• 5_Humanité

    J-4

     

    Il boit.

    La bouteille au goulot, il boit des grosses gorgées, comme si de rien n'était. 

    D'où je suis je sens son regard qui tangue et son coeur qui boite. J'aurais pu ne pas bouger, partir ou lui dérober sa bouteille.

    Après tout, tout n'est qu'une question d'humanité.

    De peur, d'amour ou de regrets.

    Une histoire de sentiments.

    Mais je ne prends pas le temps de réfléchir, d'infléchir sur cette décision dingue, qui va tout bouleverser, mais qui me ressemble tellement, je me précipite sur lui, comme un boulet d'canon. Un boulet de canon qui a la rage :

    -Mais tu es fou ??

    Il me jette un regard qui me donne envie de mourir, de m'enterrer, là tout de suite, un regard qui me dit, perds espoir, tu ne t'en sortiras pas. 

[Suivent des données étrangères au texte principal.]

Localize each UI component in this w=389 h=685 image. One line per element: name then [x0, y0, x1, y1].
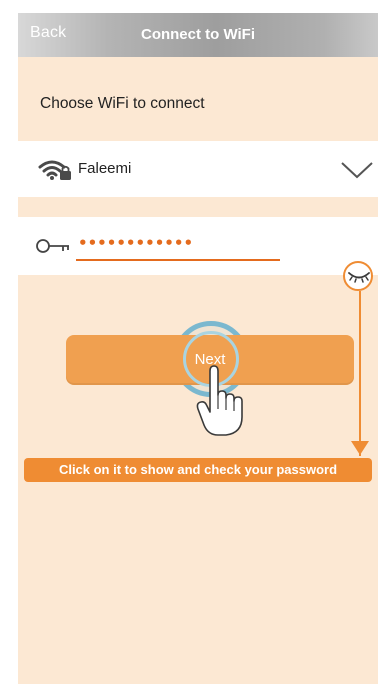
- eye-closed-icon: [348, 272, 370, 283]
- section-label: Choose WiFi to connect: [40, 95, 205, 112]
- key-icon: [36, 239, 69, 253]
- hand-pointer-icon: [196, 365, 243, 436]
- wifi-network-selector[interactable]: Faleemi: [18, 141, 378, 197]
- chevron-down-icon[interactable]: [340, 160, 374, 180]
- password-row: ••••••••••••: [18, 217, 378, 275]
- app-screen: Back Connect to WiFi Choose WiFi to conn…: [18, 13, 378, 684]
- password-hint-banner: Click on it to show and check your passw…: [24, 458, 372, 482]
- page-title: Connect to WiFi: [140, 26, 256, 43]
- hint-arrow-icon: [351, 441, 369, 455]
- password-value: ••••••••••••: [78, 234, 194, 252]
- hint-pointer-line: [359, 291, 361, 456]
- nav-bar: Back Connect to WiFi: [18, 13, 378, 57]
- wifi-network-name: Faleemi: [78, 160, 132, 177]
- wifi-locked-icon: [38, 160, 71, 180]
- show-password-toggle[interactable]: [343, 261, 373, 291]
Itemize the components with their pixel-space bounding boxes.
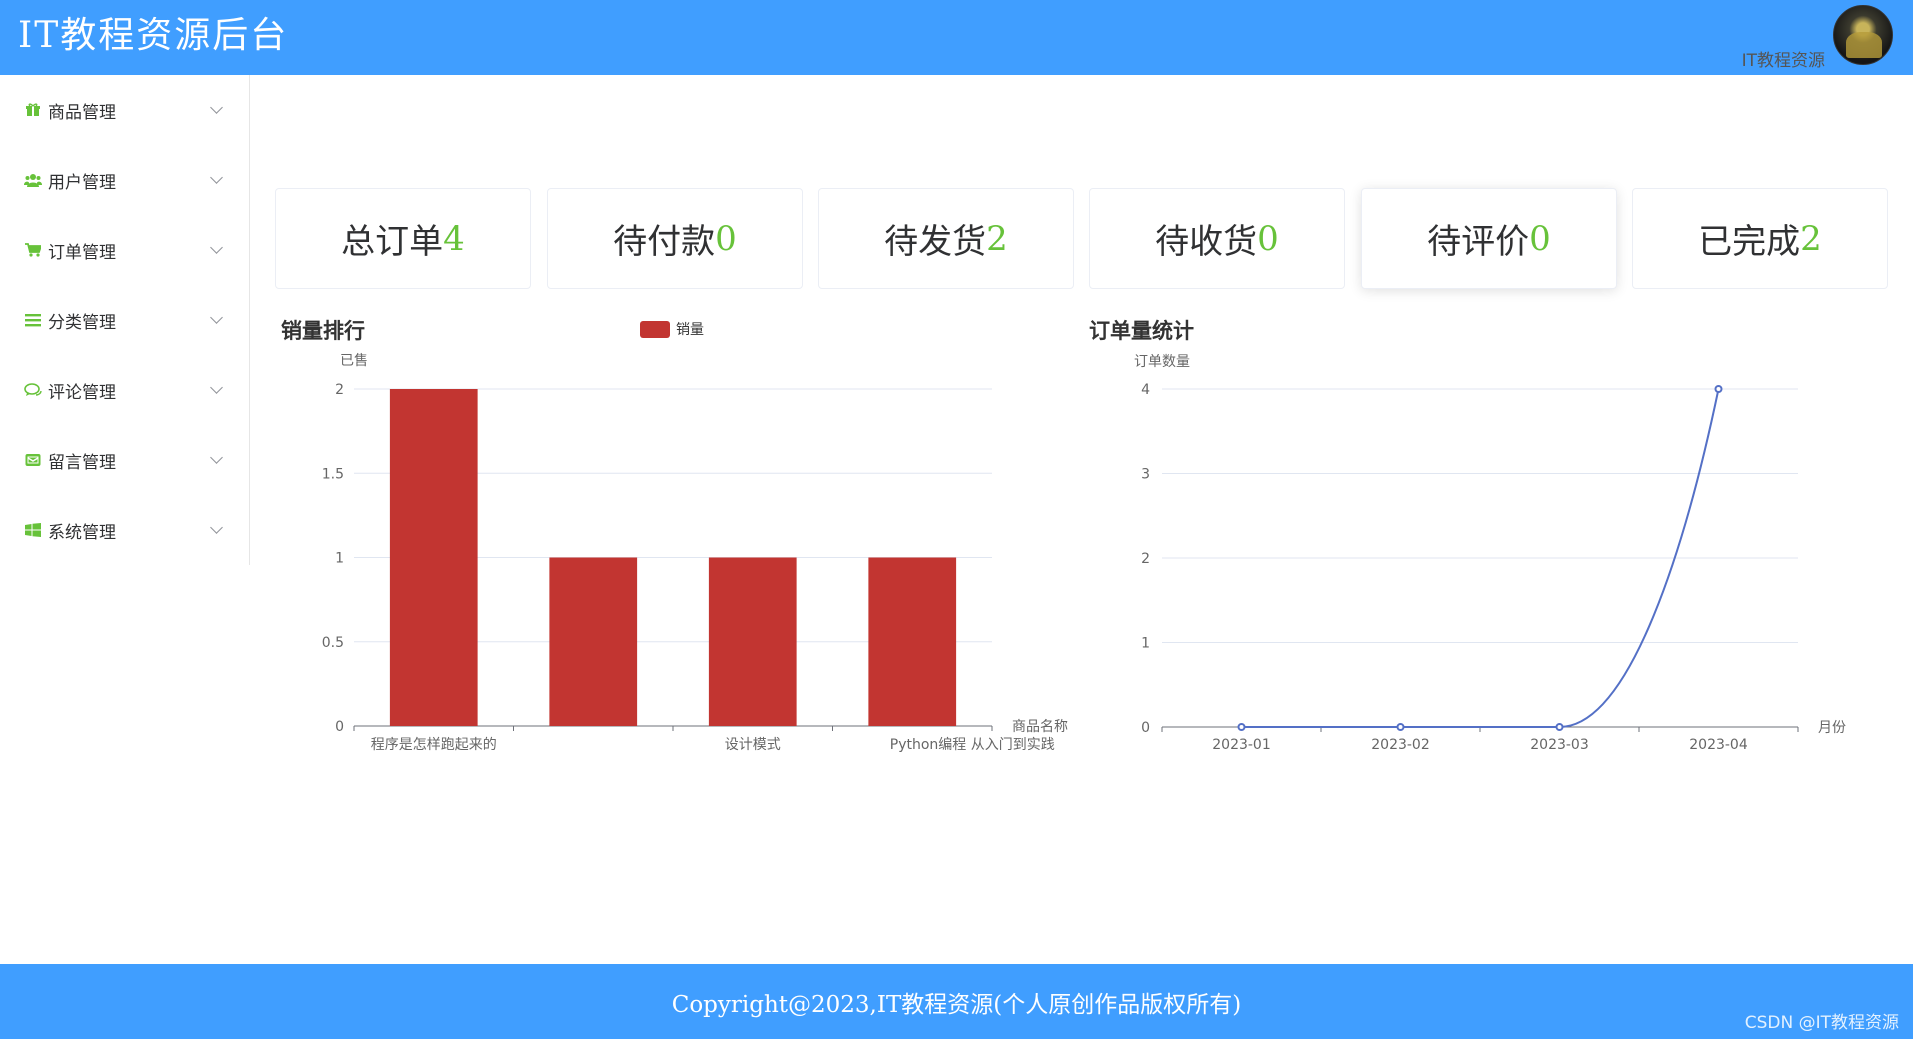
x-tick-label: 2023-04 bbox=[1689, 737, 1748, 753]
y-axis-name: 已售 bbox=[340, 353, 368, 369]
cart-icon bbox=[24, 241, 42, 259]
y-tick-label: 0 bbox=[1141, 720, 1150, 736]
stat-label: 待付款 bbox=[613, 222, 716, 262]
gift-icon bbox=[24, 101, 42, 119]
sidebar-item-comments[interactable]: 评论管理 bbox=[0, 355, 249, 425]
stat-card-to-ship[interactable]: 待发货 2 bbox=[818, 188, 1074, 289]
y-tick-label: 2 bbox=[335, 382, 344, 398]
users-icon bbox=[24, 171, 42, 189]
list-icon bbox=[24, 311, 42, 329]
stat-label: 待收货 bbox=[1155, 222, 1258, 262]
x-tick-label: 2023-03 bbox=[1530, 737, 1589, 753]
y-tick-label: 2 bbox=[1141, 551, 1150, 567]
footer: Copyright@2023,IT教程资源(个人原创作品版权所有) bbox=[0, 964, 1913, 1039]
windows-icon bbox=[24, 521, 42, 539]
sidebar-item-label: 商品管理 bbox=[48, 102, 116, 123]
user-avatar[interactable] bbox=[1833, 5, 1893, 65]
sidebar-item-label: 系统管理 bbox=[48, 522, 116, 543]
watermark: CSDN @IT教程资源 bbox=[1744, 1013, 1899, 1033]
x-tick-label: Python编程 从入门到实践 bbox=[890, 737, 1055, 753]
stat-label: 已完成 bbox=[1698, 222, 1801, 262]
stat-value: 0 bbox=[1257, 218, 1279, 259]
stat-label: 待评价 bbox=[1427, 222, 1530, 262]
chevron-down-icon bbox=[210, 381, 223, 394]
bar bbox=[708, 557, 797, 726]
stat-card-total[interactable]: 总订单 4 bbox=[275, 188, 531, 289]
y-tick-label: 0 bbox=[335, 719, 344, 735]
x-tick-label: 设计模式 bbox=[725, 737, 781, 753]
sidebar-item-category[interactable]: 分类管理 bbox=[0, 285, 249, 355]
stat-value: 2 bbox=[1800, 218, 1822, 259]
y-tick-label: 1.5 bbox=[322, 466, 344, 482]
chevron-down-icon bbox=[210, 311, 223, 324]
app-title: IT教程资源后台 bbox=[18, 15, 289, 56]
x-tick-label: 2023-01 bbox=[1212, 737, 1271, 753]
chevron-down-icon bbox=[210, 101, 223, 114]
stat-label: 待发货 bbox=[884, 222, 987, 262]
legend-label: 销量 bbox=[676, 322, 704, 338]
sidebar-item-label: 分类管理 bbox=[48, 312, 116, 333]
stat-value: 0 bbox=[715, 218, 737, 259]
stat-card-completed[interactable]: 已完成 2 bbox=[1632, 188, 1888, 289]
envelope-icon bbox=[24, 451, 42, 469]
top-header: IT教程资源后台 IT教程资源 bbox=[0, 0, 1913, 75]
sidebar-item-system[interactable]: 系统管理 bbox=[0, 495, 249, 565]
orders-line-chart: 订单数量 0 1 2 3 4 2023-01 2023-02 2023-03 2023-04 月份 bbox=[1134, 354, 1846, 753]
sidebar-item-label: 用户管理 bbox=[48, 172, 116, 193]
data-point bbox=[1396, 723, 1405, 731]
sidebar-item-label: 订单管理 bbox=[48, 242, 116, 263]
x-tick-label: 2023-02 bbox=[1371, 737, 1430, 753]
data-point bbox=[1714, 385, 1723, 393]
comments-icon bbox=[24, 381, 42, 399]
y-tick-label: 4 bbox=[1141, 382, 1150, 398]
chevron-down-icon bbox=[210, 521, 223, 534]
user-name[interactable]: IT教程资源 bbox=[1742, 46, 1825, 71]
stat-card-to-receive[interactable]: 待收货 0 bbox=[1089, 188, 1345, 289]
sidebar-item-label: 评论管理 bbox=[48, 382, 116, 403]
y-tick-label: 3 bbox=[1141, 467, 1150, 483]
chevron-down-icon bbox=[210, 451, 223, 464]
sidebar-item-users[interactable]: 用户管理 bbox=[0, 145, 249, 215]
stat-label: 总订单 bbox=[341, 222, 444, 262]
x-axis-name: 月份 bbox=[1818, 720, 1846, 736]
sidebar-item-orders[interactable]: 订单管理 bbox=[0, 215, 249, 285]
y-axis-name: 订单数量 bbox=[1134, 354, 1190, 370]
bar bbox=[389, 389, 478, 726]
footer-copyright: Copyright@2023,IT教程资源(个人原创作品版权所有) bbox=[671, 991, 1242, 1018]
y-tick-label: 1 bbox=[1141, 636, 1150, 652]
sidebar-menu: 商品管理 用户管理 订单管理 分类管理 评论管理 留言管理 系统管理 bbox=[0, 75, 250, 565]
y-tick-label: 1 bbox=[335, 551, 344, 567]
legend-swatch bbox=[640, 321, 670, 338]
stat-value: 2 bbox=[986, 218, 1008, 259]
data-point bbox=[1555, 723, 1564, 731]
stat-value: 0 bbox=[1529, 218, 1551, 259]
bar bbox=[549, 557, 638, 726]
bar bbox=[868, 557, 957, 726]
sidebar-item-goods[interactable]: 商品管理 bbox=[0, 75, 249, 145]
chevron-down-icon bbox=[210, 241, 223, 254]
x-tick-label: 程序是怎样跑起来的 bbox=[371, 737, 497, 753]
stat-card-to-review[interactable]: 待评价 0 bbox=[1361, 188, 1617, 289]
stat-card-unpaid[interactable]: 待付款 0 bbox=[547, 188, 803, 289]
y-tick-label: 0.5 bbox=[322, 635, 344, 651]
chevron-down-icon bbox=[210, 171, 223, 184]
sales-bar-chart: 销量已售 0 0.5 1 1.5 2 程序是怎样跑起来的 设计模式 Python编程 从入门到实… bbox=[322, 321, 1068, 753]
x-axis-name: 商品名称 bbox=[1012, 719, 1068, 735]
sidebar-item-messages[interactable]: 留言管理 bbox=[0, 425, 249, 495]
stat-value: 4 bbox=[443, 218, 465, 259]
sidebar-item-label: 留言管理 bbox=[48, 452, 116, 473]
data-point bbox=[1237, 723, 1246, 731]
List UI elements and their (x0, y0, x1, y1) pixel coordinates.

    Mais j'ai voulu croire en lui.

    En lui et en sa vérité.

    Maintenant qu'il m'a mis sur le chemin, il doit me montrer la direction. Il ne peut pas me laisser là, plantée sur la route.

    -D'façon on va mourir !! Alors à quoi bon ??

    Et là, tout de suite, j'ai envie de tout déballer, de lui répliquer :" C'est des questions qu'on s'pose toujours, tous les jours, qu'on meure ou pas demain ; alors en quoi ça change la donne ??!"

    J'avais tellement envie de lui hurler ça au visage que je crois que je l'ai fait.

    Il ne se démonte pas, ne cille pas, il me surprend ; il me tend la bouteille.

    -Tiens. Prends-ça, noies tout.

    Et c'est moi qui aie perdu l'équilibre.

    Il y a eu cet instant, cette infime seconde d'hésitation. De tentation.

    Pourquoi refuser ?

    Et là, ma voix de petite fille sage s'est exprimée tout fort :

    -Attends ?? Mais tu veux vraiment me faire faire n'importe quoi ?? Tu trouves pas que ce monde est assez fou ?? Tu me rends dingue !! 

    Pas besoin d'boire pour dire c'que je pense.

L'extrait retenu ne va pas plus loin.